Types of join (Join_Type)

  • INNER (default): Rows from the joined selections that match no row on the other side won’t be included in the result.
  • LEFT: If there’s no value in the right-hand selection, it adds a row to the result with column values from the left-hand selection, using NULL in columns from the right-hand selection
  • RIGHT: If there’s no value in the left-hand selection, it adds the row to the result, including column values from the right-hand selection, but using NULL in columns from the left-hand selection
  • FULL = LEFT + RIGHT
  • LEFT/RIGHT SEMI: One side of the query is a whitelist of keys, its values are not available. The result includes columns from one table only, no cartesian product is created.
  • LEFT/RIGHT ONLY: Subtracting the sets by keys (blacklist). It’s almost equivalent to adding IS NULL to the key on the opposite side in the regular LEFT/RIGHT JOIN, but with no access to values, same as in SEMI JOIN.
  • CROSS: A full cartesian product of two tables without specifying key columns and no explicit ON/USING.
  • EXCLUSION: Both sides minus the intersection.

JOIN - 图2

Note

NULL is a special value to denote nothing. Hence, NULL values on both sides are NOT treated as equal to each other. This eliminates ambiguity in some types of JOIN and avoids a giant Cartesian product otherwise created.

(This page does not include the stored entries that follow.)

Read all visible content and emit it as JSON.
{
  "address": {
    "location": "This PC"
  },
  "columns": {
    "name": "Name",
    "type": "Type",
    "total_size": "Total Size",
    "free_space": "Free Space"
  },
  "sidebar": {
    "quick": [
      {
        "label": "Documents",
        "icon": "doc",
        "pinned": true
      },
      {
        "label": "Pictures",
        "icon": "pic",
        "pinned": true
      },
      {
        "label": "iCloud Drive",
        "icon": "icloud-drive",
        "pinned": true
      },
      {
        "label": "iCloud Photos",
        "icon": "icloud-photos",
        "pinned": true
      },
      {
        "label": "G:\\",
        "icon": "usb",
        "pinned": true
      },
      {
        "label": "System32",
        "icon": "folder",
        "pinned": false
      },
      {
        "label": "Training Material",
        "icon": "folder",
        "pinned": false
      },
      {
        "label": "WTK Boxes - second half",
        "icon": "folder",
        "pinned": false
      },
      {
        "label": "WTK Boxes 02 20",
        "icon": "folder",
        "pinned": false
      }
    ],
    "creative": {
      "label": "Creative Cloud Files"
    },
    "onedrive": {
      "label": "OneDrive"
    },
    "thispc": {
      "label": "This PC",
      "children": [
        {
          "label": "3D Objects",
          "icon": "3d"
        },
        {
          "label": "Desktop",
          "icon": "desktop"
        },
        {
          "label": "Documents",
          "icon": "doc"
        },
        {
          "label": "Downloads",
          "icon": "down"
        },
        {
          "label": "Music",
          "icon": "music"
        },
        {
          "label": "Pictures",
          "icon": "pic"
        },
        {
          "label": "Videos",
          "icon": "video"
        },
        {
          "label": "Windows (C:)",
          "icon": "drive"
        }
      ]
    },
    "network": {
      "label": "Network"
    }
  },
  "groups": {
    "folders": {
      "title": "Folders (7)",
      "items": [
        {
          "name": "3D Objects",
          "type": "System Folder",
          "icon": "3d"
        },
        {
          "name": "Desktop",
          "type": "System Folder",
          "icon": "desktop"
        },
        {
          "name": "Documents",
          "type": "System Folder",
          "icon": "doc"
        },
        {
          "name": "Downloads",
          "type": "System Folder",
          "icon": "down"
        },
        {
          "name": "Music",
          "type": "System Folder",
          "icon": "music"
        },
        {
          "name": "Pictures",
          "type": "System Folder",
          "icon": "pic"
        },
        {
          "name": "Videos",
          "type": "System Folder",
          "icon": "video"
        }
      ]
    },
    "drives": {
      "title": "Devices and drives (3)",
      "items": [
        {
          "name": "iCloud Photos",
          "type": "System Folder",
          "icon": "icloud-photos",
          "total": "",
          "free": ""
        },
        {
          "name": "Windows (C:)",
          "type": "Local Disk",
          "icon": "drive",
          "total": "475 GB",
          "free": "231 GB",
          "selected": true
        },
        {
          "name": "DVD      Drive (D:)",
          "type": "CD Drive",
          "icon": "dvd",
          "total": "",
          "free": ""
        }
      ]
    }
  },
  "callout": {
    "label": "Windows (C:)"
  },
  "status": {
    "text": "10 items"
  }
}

Conditions for joining (Join_Condition)

For CROSS JOIN, no join condition is specified. The result includes the Cartesian product of the left-hand and right-hand selection, that is, combines everything with everything. The number of rows in the result selection is the product of the number of rows in the left-hand and right-hand selections.

For any other JOIN types, specify the condition using one of the two methods:

  1. USING (column_name). Used if both the left-hand and right-hand selections share a column whose equality of values is a join condition.
  2. ON (equality_conditions). Lets you set a condition of equality for column values or expressions over columns in the left-hand and right-hand selections or use several such conditions combined by and.

Examples:

  1. SELECT a.value as a_value, b.value as b_value
  2. FROM a_table AS a
  3. FULL JOIN b_table AS b USING (key);

JOIN - 图3

  1. SELECT a.value as a_value, b.value as b_value
  2. FROM a_table AS a
  3. FULL JOIN b_table AS b ON a.key = b.key;

JOIN - 图4

  1. SELECT a.value as a_value, b.value as b_value, c.column2
  2. FROM a_table AS a
  3. CROSS JOIN b_table AS b
  4. LEFT JOIN c_table AS c ON c.ref = a.key and c.column1 = b.value;

JOIN - 图5